Minyak Dunia Reli Lebih dari USD1/Barel

PT Rifan Financindo

PT Rifan Financindo

PT RIFAN FINANCINDO – Harga Minyak mentah dunia menguat lebih dari USD1 per barel setelah sempat diperdagangkan lebih rendah usai laporan pemerintah AS bearish.

Seperti dikutip dari Reuters, Kamis (2/2/2017), Harga minyak brent naik USD1,22 per barel keharga USD56,80 per barel. Sementara, harga minyak AS West Texas Intermediate (WTI) naik USD1,07 per barel menjadi USD53,88 per barel.

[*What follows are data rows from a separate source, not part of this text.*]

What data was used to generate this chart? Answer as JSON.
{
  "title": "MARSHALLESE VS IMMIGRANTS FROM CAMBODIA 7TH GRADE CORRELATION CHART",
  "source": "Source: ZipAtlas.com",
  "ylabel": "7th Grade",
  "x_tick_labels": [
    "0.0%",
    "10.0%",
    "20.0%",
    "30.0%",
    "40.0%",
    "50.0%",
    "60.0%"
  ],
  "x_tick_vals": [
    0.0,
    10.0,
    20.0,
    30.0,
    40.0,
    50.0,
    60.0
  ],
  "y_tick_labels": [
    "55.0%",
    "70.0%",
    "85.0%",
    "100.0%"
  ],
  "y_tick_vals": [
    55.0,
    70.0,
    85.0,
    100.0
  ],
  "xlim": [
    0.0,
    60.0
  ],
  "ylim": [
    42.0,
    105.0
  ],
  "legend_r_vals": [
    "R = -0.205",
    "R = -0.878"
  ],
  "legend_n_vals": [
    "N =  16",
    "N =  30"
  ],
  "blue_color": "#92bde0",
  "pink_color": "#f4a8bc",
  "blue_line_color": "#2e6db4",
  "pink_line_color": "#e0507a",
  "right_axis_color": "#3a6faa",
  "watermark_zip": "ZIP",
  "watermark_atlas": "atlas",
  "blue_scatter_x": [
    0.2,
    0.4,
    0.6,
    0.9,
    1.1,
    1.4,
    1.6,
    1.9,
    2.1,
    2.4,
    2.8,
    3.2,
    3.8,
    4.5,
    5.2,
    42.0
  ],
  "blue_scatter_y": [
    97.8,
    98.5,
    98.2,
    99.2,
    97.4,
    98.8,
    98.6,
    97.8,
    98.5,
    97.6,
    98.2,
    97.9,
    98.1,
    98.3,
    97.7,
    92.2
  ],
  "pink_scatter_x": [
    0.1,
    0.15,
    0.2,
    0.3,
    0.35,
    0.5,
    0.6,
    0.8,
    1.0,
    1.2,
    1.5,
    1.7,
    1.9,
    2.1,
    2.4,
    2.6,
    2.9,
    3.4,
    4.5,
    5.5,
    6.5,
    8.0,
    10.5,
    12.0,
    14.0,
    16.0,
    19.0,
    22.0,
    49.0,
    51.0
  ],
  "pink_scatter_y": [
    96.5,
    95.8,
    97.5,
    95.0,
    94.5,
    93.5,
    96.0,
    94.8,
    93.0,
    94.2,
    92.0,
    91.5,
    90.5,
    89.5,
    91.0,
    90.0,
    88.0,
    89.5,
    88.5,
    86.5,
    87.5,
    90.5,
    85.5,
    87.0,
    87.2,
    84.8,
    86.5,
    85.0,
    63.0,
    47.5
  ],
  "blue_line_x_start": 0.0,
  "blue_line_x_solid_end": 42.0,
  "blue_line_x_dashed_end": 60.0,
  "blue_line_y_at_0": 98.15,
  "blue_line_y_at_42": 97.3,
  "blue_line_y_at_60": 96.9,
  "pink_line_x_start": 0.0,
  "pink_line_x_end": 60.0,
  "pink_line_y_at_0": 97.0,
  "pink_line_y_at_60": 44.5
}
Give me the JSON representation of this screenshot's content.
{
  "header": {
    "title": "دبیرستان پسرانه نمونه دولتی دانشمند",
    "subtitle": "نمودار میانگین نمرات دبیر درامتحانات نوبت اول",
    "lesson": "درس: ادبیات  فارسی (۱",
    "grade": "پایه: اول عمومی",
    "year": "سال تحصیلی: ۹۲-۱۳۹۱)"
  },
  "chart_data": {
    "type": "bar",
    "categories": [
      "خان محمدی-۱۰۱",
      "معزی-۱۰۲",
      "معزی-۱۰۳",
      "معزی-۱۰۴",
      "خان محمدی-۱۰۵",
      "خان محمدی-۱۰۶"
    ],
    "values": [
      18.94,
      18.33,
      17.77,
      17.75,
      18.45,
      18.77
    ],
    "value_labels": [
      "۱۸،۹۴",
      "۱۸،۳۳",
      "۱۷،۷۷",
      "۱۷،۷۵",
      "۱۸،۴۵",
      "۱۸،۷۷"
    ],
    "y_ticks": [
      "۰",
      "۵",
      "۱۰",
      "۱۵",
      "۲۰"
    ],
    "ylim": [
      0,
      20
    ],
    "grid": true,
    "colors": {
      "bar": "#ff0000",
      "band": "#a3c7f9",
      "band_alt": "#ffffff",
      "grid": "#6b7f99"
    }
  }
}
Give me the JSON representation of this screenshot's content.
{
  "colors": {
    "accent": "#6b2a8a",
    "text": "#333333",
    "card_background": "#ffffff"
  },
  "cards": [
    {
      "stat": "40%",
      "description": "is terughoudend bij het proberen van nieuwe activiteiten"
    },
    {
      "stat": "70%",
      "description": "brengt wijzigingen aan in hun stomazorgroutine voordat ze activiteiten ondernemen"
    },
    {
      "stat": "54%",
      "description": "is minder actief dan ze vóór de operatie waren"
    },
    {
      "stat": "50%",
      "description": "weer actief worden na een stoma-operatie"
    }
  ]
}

Harga minyak minyak telah terperangkap dalam kisaran karena para pedagang mengamati apakah pemotongan produksi OPEC dapat melebihi pertumbuhan pasokan di AS. Minyak berjangka mendapatkan keuntungan setelah data pasokan AS mingguan memperlihatkan produksi jauh lebih besar dari yang diharapkan, namun harga tetap rebound.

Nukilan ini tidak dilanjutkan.